Nel centrodestra la notizia è che Fratelli d’Italia vince con un rotondo 3-0 il derby sui cugini leghisti: lo fa in modo evidente a Savigliano (con il 9,13% contro il 6,83%), meno smaccato a Mondovì (6,72% contro 5,05%) e per un’incollatura appena a Cuneo (6,15% contro 6,01%: 33 voti di distanza). Ma il segnale politico arriva forte e chiaro, considerando che solo cinque anni fa il partito della fiamma era irrilevante a Cuneo - si fermò all’1,03%, con 248 preferenze - e assente nelle altre due competizioni. C’è di più: nel capoluogo, in base alla conta sui resti, FdI potrebbe strappare anche in caso di sconfitta un seggio in più del Carroccio, nonostante la minima differenza in termini di consensi. Oltre il danno la beffa per Bergesio e sodali.
Chi invece nell’irrilevanza sprofonda con tutte le scarpe è Forza Italia. Si stenta a credere, guardando i risultati delle tre città, che gli azzurri in provincia contino ancora su un presidente di Regione, un senatore e un consigliere regionale. Nel loro caso, più ancora che in altri analoghi, il baricentro è ormai tutto spostato verso l’Albese e le conseguenze si vedono. A Mondovì i forzisti perdono l’unico seggio consiliare ma salvano la faccia, passando dal 4% al 3,37%. A Savigliano è un tracollo, con i voti ridotti a un terzo (dal 7,13% al 2,53%). Ma il dato peggiore in assoluto è quello di Cuneo, dove la lista - assemblata in fretta e furia con l’Udc e ridotta al numero minimo di candidati - finisce all’1,45%, con 326 preferenze. Un quarto di quelle andate alla lista civica del candidato sindaco Civallero e addirittura un decimo di Fratelli d’Italia, per dare l’idea. Il coordinatore provinciale Maurizio Paoletti, chiamato in causa con il proconsole Antonello Lacala, dà la colpa di tutto alla defezione del leader cittadino Vincenzo Colucci, passato con armi e bagagli alla maggioranza appena un mese prima delle elezioni. Basta questo a spiegare l’eclisse totale del berlusconismo nella città dei sette assedi? A quanto pare no, se consideriamo che quello di Cuneo è il peggior risultato raccolto da Forza Italia, in tutti i ventisei capoluoghi al voto.
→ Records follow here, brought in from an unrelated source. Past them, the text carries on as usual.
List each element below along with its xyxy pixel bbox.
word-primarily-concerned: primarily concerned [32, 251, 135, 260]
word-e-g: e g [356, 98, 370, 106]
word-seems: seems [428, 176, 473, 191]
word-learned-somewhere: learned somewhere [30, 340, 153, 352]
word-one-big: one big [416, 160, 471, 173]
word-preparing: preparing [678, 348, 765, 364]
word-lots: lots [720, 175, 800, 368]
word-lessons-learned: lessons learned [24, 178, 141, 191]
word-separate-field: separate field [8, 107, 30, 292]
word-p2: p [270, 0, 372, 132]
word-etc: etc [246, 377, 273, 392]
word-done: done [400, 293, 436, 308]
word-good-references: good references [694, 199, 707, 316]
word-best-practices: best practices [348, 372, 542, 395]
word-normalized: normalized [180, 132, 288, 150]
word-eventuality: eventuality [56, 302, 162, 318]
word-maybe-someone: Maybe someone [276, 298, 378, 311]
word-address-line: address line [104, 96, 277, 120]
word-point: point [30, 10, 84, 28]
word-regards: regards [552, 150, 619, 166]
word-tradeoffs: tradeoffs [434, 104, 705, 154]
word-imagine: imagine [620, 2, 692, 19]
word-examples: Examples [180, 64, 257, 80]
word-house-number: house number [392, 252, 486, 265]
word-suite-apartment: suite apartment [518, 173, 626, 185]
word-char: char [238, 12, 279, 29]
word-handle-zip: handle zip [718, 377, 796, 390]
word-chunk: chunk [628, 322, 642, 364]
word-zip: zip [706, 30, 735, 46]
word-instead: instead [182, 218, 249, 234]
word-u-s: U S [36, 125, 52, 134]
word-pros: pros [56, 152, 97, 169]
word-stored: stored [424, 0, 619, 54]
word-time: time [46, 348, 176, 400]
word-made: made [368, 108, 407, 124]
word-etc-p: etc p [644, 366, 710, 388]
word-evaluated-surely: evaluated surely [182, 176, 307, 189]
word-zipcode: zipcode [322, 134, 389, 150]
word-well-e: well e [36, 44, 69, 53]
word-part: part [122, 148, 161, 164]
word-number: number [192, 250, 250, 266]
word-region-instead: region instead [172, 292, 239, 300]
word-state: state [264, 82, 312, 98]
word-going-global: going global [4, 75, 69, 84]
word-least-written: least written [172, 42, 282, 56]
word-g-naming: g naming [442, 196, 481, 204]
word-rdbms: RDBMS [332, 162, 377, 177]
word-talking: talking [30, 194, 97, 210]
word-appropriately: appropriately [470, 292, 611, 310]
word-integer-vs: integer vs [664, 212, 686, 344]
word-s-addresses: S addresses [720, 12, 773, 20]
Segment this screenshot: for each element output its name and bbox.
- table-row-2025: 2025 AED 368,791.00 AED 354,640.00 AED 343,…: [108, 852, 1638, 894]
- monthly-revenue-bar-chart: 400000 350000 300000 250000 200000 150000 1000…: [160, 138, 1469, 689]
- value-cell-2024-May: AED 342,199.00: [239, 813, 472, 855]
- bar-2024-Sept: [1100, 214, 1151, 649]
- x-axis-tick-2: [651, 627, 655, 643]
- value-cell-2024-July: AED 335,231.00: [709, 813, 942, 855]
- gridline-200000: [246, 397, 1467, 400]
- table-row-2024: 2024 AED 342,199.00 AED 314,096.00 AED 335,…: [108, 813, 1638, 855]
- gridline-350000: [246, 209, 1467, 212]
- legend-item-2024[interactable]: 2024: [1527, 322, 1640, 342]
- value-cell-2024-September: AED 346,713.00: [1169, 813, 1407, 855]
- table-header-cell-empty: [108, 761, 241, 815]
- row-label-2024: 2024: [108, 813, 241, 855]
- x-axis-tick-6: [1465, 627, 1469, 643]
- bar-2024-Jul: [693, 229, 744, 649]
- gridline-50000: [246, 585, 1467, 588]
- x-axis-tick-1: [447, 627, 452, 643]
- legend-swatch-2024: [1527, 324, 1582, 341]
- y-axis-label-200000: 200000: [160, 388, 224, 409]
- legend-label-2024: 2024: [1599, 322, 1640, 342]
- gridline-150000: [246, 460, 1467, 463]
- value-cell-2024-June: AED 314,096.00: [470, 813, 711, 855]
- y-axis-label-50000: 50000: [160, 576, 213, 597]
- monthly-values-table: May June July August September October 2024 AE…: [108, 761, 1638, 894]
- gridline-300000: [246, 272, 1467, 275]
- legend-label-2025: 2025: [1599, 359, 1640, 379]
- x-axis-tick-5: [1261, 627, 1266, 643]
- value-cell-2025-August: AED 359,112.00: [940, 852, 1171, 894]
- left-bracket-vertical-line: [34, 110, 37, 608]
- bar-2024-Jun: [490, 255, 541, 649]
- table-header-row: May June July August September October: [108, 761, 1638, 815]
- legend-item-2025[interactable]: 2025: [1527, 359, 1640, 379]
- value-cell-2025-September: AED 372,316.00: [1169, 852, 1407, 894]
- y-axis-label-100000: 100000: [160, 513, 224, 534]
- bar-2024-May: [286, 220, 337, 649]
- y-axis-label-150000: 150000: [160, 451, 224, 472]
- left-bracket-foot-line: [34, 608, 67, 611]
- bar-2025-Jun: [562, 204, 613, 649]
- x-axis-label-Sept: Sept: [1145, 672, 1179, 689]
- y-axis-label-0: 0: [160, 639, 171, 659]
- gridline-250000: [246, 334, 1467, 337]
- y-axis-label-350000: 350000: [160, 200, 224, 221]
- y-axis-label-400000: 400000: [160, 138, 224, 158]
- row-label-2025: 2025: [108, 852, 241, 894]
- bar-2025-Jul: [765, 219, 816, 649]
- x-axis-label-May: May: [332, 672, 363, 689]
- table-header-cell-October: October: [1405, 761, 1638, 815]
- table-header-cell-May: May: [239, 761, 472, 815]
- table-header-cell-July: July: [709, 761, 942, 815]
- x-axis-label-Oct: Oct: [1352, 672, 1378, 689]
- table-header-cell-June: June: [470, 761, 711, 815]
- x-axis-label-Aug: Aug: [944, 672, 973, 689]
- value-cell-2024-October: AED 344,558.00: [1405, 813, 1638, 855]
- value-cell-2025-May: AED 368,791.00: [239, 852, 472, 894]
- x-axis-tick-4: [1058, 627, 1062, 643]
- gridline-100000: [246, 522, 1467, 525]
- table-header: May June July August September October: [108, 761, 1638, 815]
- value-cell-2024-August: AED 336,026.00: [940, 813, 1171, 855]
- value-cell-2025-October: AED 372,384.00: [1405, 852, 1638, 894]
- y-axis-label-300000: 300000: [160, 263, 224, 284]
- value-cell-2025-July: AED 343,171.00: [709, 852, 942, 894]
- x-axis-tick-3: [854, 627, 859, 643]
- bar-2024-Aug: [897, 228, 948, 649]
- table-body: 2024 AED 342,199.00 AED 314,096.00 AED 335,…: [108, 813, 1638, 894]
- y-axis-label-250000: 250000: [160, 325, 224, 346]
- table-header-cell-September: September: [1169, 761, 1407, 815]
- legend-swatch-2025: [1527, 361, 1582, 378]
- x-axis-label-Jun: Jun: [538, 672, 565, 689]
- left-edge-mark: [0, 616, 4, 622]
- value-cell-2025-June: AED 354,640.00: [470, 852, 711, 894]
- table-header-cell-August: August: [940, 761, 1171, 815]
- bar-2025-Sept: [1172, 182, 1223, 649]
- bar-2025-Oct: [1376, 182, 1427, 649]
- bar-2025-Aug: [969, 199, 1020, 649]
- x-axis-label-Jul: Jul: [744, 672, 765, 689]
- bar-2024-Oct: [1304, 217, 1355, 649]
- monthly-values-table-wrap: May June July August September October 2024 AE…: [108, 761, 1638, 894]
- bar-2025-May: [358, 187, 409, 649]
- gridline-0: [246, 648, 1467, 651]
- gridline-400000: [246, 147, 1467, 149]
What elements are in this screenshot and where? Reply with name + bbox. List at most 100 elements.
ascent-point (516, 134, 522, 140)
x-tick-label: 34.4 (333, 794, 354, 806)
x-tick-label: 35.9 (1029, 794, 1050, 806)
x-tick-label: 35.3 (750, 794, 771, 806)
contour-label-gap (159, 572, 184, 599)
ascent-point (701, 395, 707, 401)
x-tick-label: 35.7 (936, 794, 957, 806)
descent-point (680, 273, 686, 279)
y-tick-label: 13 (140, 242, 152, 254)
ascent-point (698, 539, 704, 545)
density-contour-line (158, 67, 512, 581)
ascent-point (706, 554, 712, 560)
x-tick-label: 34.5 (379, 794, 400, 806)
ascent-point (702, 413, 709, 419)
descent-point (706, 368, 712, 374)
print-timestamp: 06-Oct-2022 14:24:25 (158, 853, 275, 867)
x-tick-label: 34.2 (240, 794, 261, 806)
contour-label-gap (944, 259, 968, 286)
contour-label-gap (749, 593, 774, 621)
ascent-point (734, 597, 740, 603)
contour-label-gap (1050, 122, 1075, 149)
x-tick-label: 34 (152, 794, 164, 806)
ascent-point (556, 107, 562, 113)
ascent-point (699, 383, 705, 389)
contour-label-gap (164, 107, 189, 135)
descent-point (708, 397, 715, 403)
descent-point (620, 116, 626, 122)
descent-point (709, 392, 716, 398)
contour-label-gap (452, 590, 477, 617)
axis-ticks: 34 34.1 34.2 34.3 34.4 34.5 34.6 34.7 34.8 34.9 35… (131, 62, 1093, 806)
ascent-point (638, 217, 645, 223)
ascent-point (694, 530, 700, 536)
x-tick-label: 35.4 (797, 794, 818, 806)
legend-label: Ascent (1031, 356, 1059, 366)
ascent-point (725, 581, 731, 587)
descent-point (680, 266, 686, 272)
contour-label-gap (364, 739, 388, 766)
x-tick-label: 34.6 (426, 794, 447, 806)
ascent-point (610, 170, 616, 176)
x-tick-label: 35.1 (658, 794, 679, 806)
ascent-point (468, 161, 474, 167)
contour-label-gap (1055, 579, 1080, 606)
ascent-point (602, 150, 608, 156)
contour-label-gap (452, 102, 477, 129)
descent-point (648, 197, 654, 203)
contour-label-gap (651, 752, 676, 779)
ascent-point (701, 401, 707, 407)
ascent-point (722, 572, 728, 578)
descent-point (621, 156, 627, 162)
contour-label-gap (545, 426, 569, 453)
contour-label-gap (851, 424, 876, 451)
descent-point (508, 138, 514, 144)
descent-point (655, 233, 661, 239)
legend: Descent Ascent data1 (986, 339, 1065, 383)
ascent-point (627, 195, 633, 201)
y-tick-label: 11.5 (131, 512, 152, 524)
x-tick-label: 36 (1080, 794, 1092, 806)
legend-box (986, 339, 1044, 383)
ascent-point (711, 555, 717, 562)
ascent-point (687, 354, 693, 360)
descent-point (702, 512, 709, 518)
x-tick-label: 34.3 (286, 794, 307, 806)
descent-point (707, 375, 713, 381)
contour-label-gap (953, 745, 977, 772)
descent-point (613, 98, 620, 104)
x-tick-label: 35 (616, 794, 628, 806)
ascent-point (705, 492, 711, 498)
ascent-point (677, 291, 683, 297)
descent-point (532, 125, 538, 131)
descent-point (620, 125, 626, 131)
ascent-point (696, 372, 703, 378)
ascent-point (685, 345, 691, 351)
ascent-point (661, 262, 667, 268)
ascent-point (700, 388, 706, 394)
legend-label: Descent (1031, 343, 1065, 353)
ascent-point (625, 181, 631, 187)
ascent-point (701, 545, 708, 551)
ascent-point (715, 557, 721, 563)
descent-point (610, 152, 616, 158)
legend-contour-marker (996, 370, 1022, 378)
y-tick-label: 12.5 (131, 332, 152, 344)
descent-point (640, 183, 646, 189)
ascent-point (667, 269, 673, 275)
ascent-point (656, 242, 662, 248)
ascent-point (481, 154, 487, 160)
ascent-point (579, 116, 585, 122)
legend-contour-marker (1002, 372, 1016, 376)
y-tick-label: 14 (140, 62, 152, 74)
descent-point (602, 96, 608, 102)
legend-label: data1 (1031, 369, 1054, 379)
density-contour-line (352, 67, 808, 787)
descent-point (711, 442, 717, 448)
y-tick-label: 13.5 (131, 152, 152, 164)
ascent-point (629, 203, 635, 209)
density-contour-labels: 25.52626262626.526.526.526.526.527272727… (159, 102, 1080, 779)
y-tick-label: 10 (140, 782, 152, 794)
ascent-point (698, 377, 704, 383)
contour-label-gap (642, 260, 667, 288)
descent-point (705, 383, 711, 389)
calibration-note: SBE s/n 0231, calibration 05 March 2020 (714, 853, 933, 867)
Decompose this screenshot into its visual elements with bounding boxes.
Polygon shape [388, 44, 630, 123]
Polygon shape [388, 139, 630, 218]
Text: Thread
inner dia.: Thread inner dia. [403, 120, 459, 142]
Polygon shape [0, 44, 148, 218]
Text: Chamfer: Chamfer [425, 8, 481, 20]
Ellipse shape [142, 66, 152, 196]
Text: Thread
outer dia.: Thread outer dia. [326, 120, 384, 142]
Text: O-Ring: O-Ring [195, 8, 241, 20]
Non arrivano a tanto i Cinque Stelle, ma solo perché nel loro caso il tracollo nazionale fa da paravento a quello locale. A Cuneo, l’unico centro in cui si ripresentavano, il tonfo è tale da precipitarli fuori dal Consiglio comunale. Cinque anni fa un dignitoso 5,61% gli aveva permesso di portare a casa perfino un secondo eletto, quella Silvia Cina che stavolta si proponeva come candidato sindaco in solitaria. È finita con i voti ridotti a meno di un terzo, da 1340 a 390, e con un 1,73% che li colloca più in basso di tutti i contendenti - esclusa l’estemporanea brigata no vax. Il “2050” inserito nel marchio elettorale, con queste premesse, è ben più di un auspicio dettato dall’ottimismo, o forse un’involontaria procrastinazione: “Telefonami tra vent’anni, io adesso non so cosa dirti”, cantava Lucio Dalla.